When it comes to the uses of natural language processing, there are many ways NLP can be applied to improve customer service experiences, enhance product or service offerings, and make business operations run more efficiently. NLP can be used to analyse vast quantities of customer feedback to find out what people are thinking about products or services – specifically, identifying the standout issues or praise points and determining whether customers’ sentiments are generally positive, negative, or neutral. Many customer support tasks can also be enhanced by NLP, such as offering customers intuitive interactions and resolutions using automated online chatbots. NLP can also make IVR solutions run more efficiently, giving call centre customers a more seamless experience on the phone while reducing operational costs. Some of the key benefits include:
- Ease of navigation
Callers reach the specialist agent they need to resolve their query by expressing their reason for making the call in the most convenient way possible – verbally. This method opens the opportunity for call centres to route callers directly to an unlimited number of outcomes, including self-serve options, without requiring the caller to punch numbers into their phone based on their subjective understanding of the most appropriate path.

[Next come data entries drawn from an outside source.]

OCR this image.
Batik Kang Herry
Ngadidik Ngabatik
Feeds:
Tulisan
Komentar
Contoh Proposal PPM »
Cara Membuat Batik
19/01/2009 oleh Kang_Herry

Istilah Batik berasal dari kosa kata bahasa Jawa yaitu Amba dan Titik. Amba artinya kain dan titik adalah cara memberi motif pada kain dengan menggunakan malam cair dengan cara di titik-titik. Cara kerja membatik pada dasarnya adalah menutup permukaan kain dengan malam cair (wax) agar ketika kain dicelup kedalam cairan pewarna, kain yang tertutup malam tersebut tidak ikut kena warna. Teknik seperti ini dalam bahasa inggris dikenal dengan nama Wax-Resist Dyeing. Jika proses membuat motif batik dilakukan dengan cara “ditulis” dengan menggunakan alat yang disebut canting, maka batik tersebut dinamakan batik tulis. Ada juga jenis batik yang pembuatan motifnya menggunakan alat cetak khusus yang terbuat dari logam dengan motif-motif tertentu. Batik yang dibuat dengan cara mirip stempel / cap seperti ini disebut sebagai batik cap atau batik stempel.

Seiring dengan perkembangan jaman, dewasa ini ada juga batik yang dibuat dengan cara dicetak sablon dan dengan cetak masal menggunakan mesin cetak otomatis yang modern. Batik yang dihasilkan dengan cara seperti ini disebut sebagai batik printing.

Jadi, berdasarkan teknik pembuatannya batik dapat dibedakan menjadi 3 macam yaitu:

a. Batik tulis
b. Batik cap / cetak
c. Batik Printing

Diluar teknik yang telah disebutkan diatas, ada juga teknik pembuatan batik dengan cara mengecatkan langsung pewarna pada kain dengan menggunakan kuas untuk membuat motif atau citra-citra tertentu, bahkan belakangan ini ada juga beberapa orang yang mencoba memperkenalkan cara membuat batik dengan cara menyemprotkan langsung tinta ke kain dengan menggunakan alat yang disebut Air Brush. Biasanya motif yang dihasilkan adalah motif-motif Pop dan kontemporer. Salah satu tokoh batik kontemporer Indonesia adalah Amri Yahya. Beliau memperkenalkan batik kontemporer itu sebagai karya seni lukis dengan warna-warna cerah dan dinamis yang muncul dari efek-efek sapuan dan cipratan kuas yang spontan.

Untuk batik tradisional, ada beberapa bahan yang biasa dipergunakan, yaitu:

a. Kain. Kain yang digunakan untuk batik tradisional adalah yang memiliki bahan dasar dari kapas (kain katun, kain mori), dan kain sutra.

- Reducing calls reaching agents
If your IVR truly understands why your customers are calling, this also opens the opportunity to automatically provide answers to common queries. With the ability to offer a more conversational interaction automatically, the IVR may even be able to resolve multiple questions or tasks in the same call without agent involvement.
- Improves customer satisfaction
One of the biggest pain points of IVRs using numerical menu systems is that there can never be a suitable option for every type of caller which means customers often find themselves routed to the wrong agent and being redirected to an alternative call queue. NLP can eliminate the waste of time and frustration that’s sometimes caused among your customers and agents.
- Cost reduction
An IVR that uses NLP has the capability to prevent calls from reaching agents altogether by triggering automated resolutions from your customers’ speech. At the same time, even if your IVR can’t resolve a call entirely, there are things it can do to reduce your agents’ time on the phone by better understanding a caller’s intention, such as capturing customer details and offering relevant information that doesn’t need to be repeated by an agent when they pick up a call. Reducing call volumes and AHT will quickly lower the cost of running a call centre.
Advanced Speech Recognition (ASR) enables a person’s natural spoken language to be converted into words – transcribing the audio into text, so that it can be used by software applications. With Oration, you can pick and choose the best ASR engine for your use case, giving you peace of mind that your contact centre is up to date with the world’s best contact centre practices. Oration combines this with simple supervised learning techniques which allow behaviours to be continually refined and adjusted – like giving the system hints by adding uncommon words to its vernacular. By knowing exactly what’s important in a caller’s spoken language and what isn’t, Oration can also be configured to carry out information extraction for a wide range of common data types such as a caller’s date of birth.